One of the major obstacles for developing a bipolar battery using the NiMH battery chemistry is the presence of potassium hydroxide (KOH). KOH is very difficult to seal in an electrochemical
environment. KOH is commonly used as the electrolyte in consumer alkaline batteries. Early in the consumer alkaline battery business the sign of white plumes (potassium bicarbonate KHCO3) forming around the seal was the tell tell sign of KOH coming into contact with the carbon dioxide in the air. The presence of KHCO3 is a physical sign of leakage, and the loss of electrolyte causes premature failure in the form of separator dry-out. Electrolyte in the separator is the medium for ions to cross back and forth between anode and cathode. If ions cannot transport between electrodes then the battery stops working correctly. Once leaking starts, failure is rapid and abrupt. Determining a sealing technique that would prevent loss of electrolyte required understanding the sealing properties employed by cells that reached an oxidation failure mechanism (the ideal end of life failure mechanism). It became clear that the solution was in material selections, purpose of sealing boundaries, and tolerances.

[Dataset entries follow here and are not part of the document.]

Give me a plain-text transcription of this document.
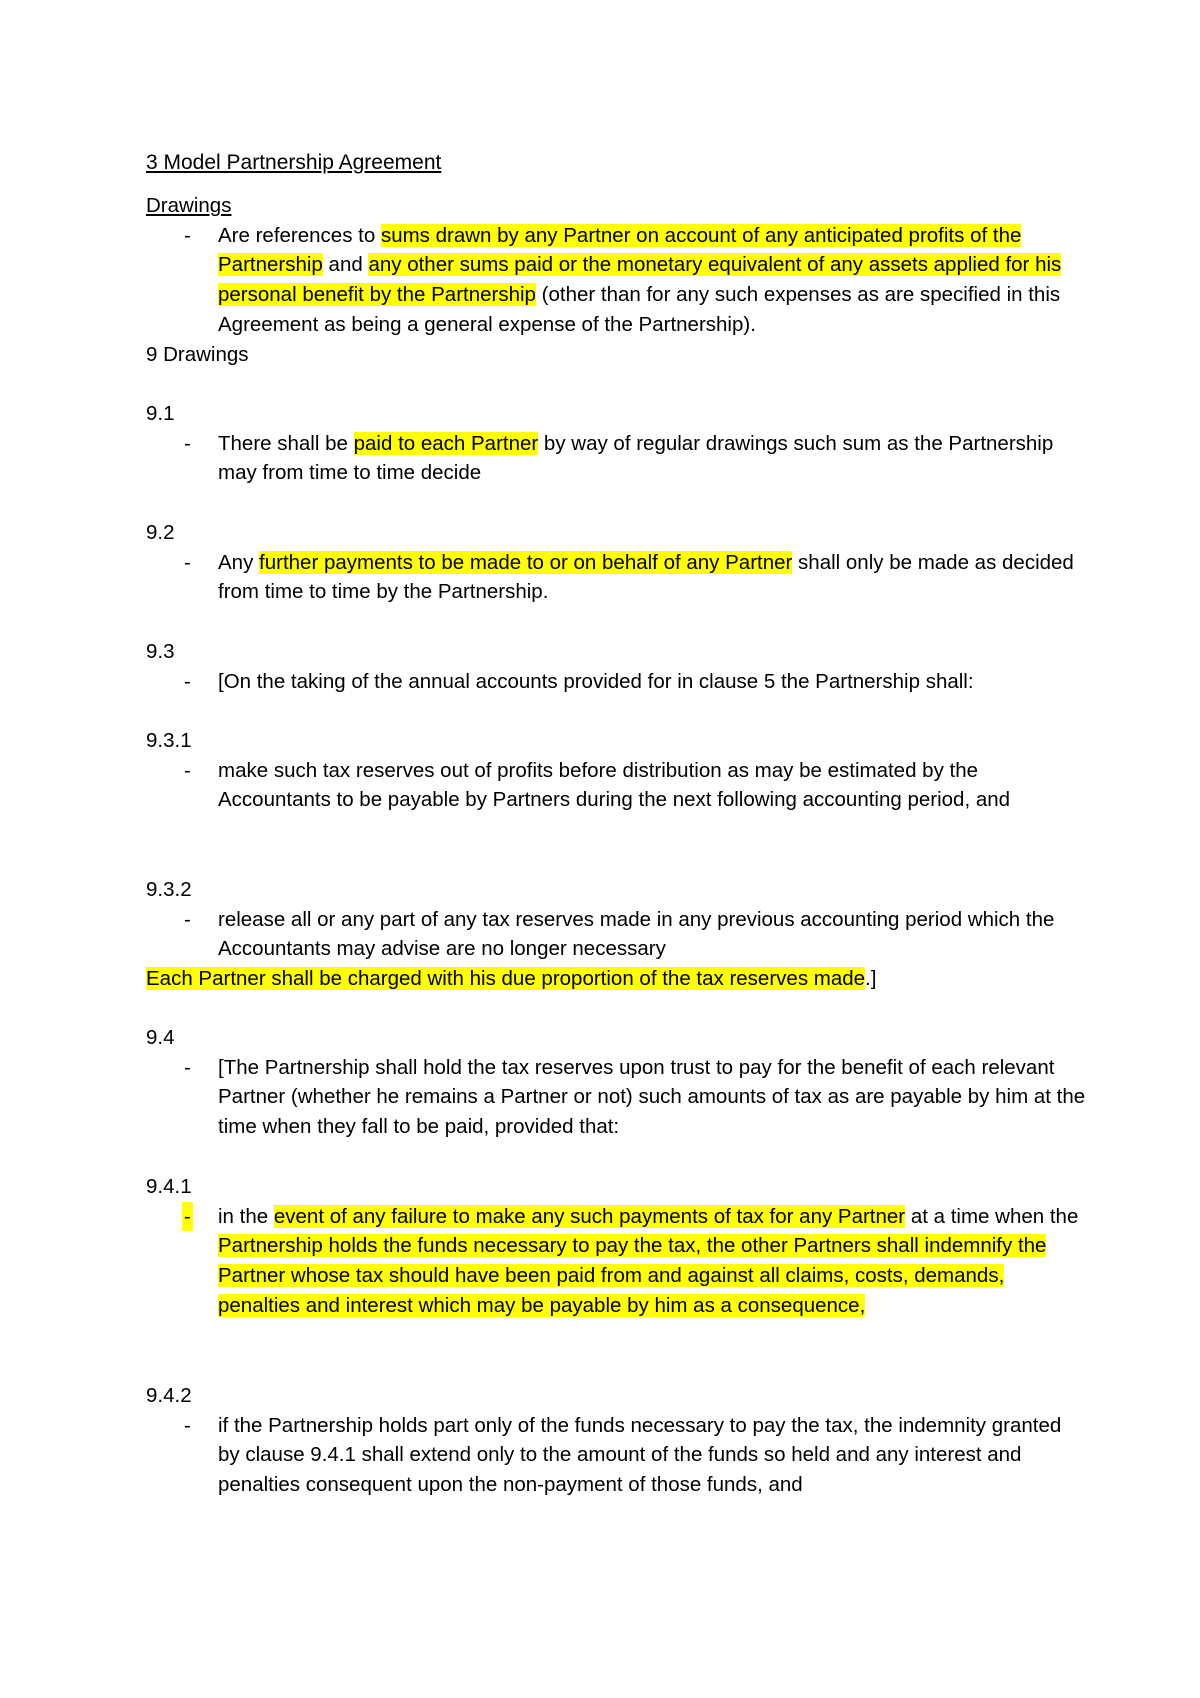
3 Model Partnership Agreement
Drawings
- Are references to sums drawn by any Partner on account of any anticipated profits of the Partnership and any other sums paid or the monetary equivalent of any assets applied for his personal benefit by the Partnership (other than for any such expenses as are specified in this Agreement as being a general expense of the Partnership).
9 Drawings
9.1
- There shall be paid to each Partner by way of regular drawings such sum as the Partnership may from time to time decide
9.2
- Any further payments to be made to or on behalf of any Partner shall only be made as decided from time to time by the Partnership.
9.3
- [On the taking of the annual accounts provided for in clause 5 the Partnership shall:
9.3.1
- make such tax reserves out of profits before distribution as may be estimated by the Accountants to be payable by Partners during the next following accounting period, and
9.3.2
- release all or any part of any tax reserves made in any previous accounting period which the Accountants may advise are no longer necessary
Each Partner shall be charged with his due proportion of the tax reserves made.]
9.4
- [The Partnership shall hold the tax reserves upon trust to pay for the benefit of each relevant Partner (whether he remains a Partner or not) such amounts of tax as are payable by him at the time when they fall to be paid, provided that:
9.4.1
- in the event of any failure to make any such payments of tax for any Partner at a time when the Partnership holds the funds necessary to pay the tax, the other Partners shall indemnify the Partner whose tax should have been paid from and against all claims, costs, demands, penalties and interest which may be payable by him as a consequence,
9.4.2
- if the Partnership holds part only of the funds necessary to pay the tax, the indemnity granted by clause 9.4.1 shall extend only to the amount of the funds so held and any interest and penalties consequent upon the non-payment of those funds, and
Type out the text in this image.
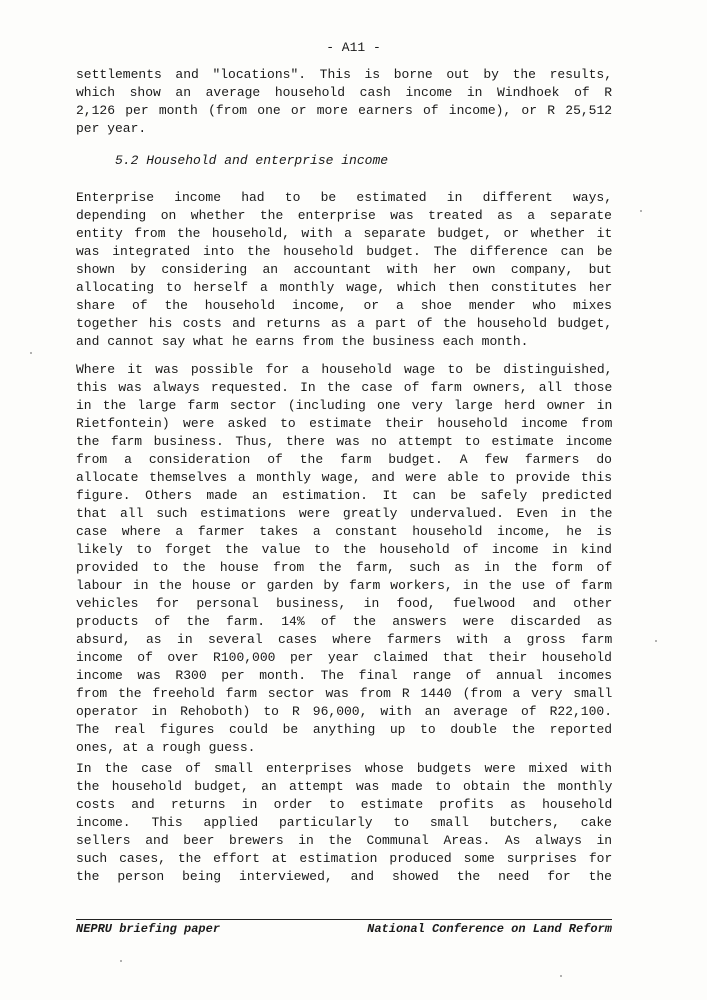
- A11 -
settlements and "locations". This is borne out by the results,
which show an average household cash income in Windhoek of R
2,126 per month (from one or more earners of income), or R 25,512
per year.
5.2 Household and enterprise income
Enterprise income had to be estimated in different ways,
depending on whether the enterprise was treated as a separate
entity from the household, with a separate budget, or whether it
was integrated into the household budget. The difference can be
shown by considering an accountant with her own company, but
allocating to herself a monthly wage, which then constitutes her
share of the household income, or a shoe mender who mixes
together his costs and returns as a part of the household budget,
and cannot say what he earns from the business each month.
Where it was possible for a household wage to be distinguished,
this was always requested. In the case of farm owners, all those
in the large farm sector (including one very large herd owner in
Rietfontein) were asked to estimate their household income from
the farm business. Thus, there was no attempt to estimate income
from a consideration of the farm budget. A few farmers do
allocate themselves a monthly wage, and were able to provide this
figure. Others made an estimation. It can be safely predicted
that all such estimations were greatly undervalued. Even in the
case where a farmer takes a constant household income, he is
likely to forget the value to the household of income in kind
provided to the house from the farm, such as in the form of
labour in the house or garden by farm workers, in the use of farm
vehicles for personal business, in food, fuelwood and other
products of the farm. 14% of the answers were discarded as
absurd, as in several cases where farmers with a gross farm
income of over R100,000 per year claimed that their household
income was R300 per month. The final range of annual incomes
from the freehold farm sector was from R 1440 (from a very small
operator in Rehoboth) to R 96,000, with an average of R22,100.
The real figures could be anything up to double the reported
ones, at a rough guess.
In the case of small enterprises whose budgets were mixed with
the household budget, an attempt was made to obtain the monthly
costs and returns in order to estimate profits as household
income. This applied particularly to small butchers, cake
sellers and beer brewers in the Communal Areas. As always in
such cases, the effort at estimation produced some surprises for
the person being interviewed, and showed the need for the
NEPRU briefing paper	National Conference on Land Reform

Validation of the sealing technology lead to higher focus placed on the electrochemical requirements for the battery. Using standard materials utilized in cylindrical cell technology, baseline data was generated on battery testing standards. The results compared to equivalent cylindrical cell data showed improvements to both power and energy densities.

In parallel with testing the electrochemical performance, the module shown in Figure 7 was designed for commercial applications. This module was designed for use as a building block in a pack structure.

When the module is used in a pack configuration, the electrical interconnect doubles as a heat exchanger. This allows for air to travel between the modules, removing heat, without compromising the bipolar current paths. Modules can be stacked to achieve high voltage and the number of cells per module is also flexible.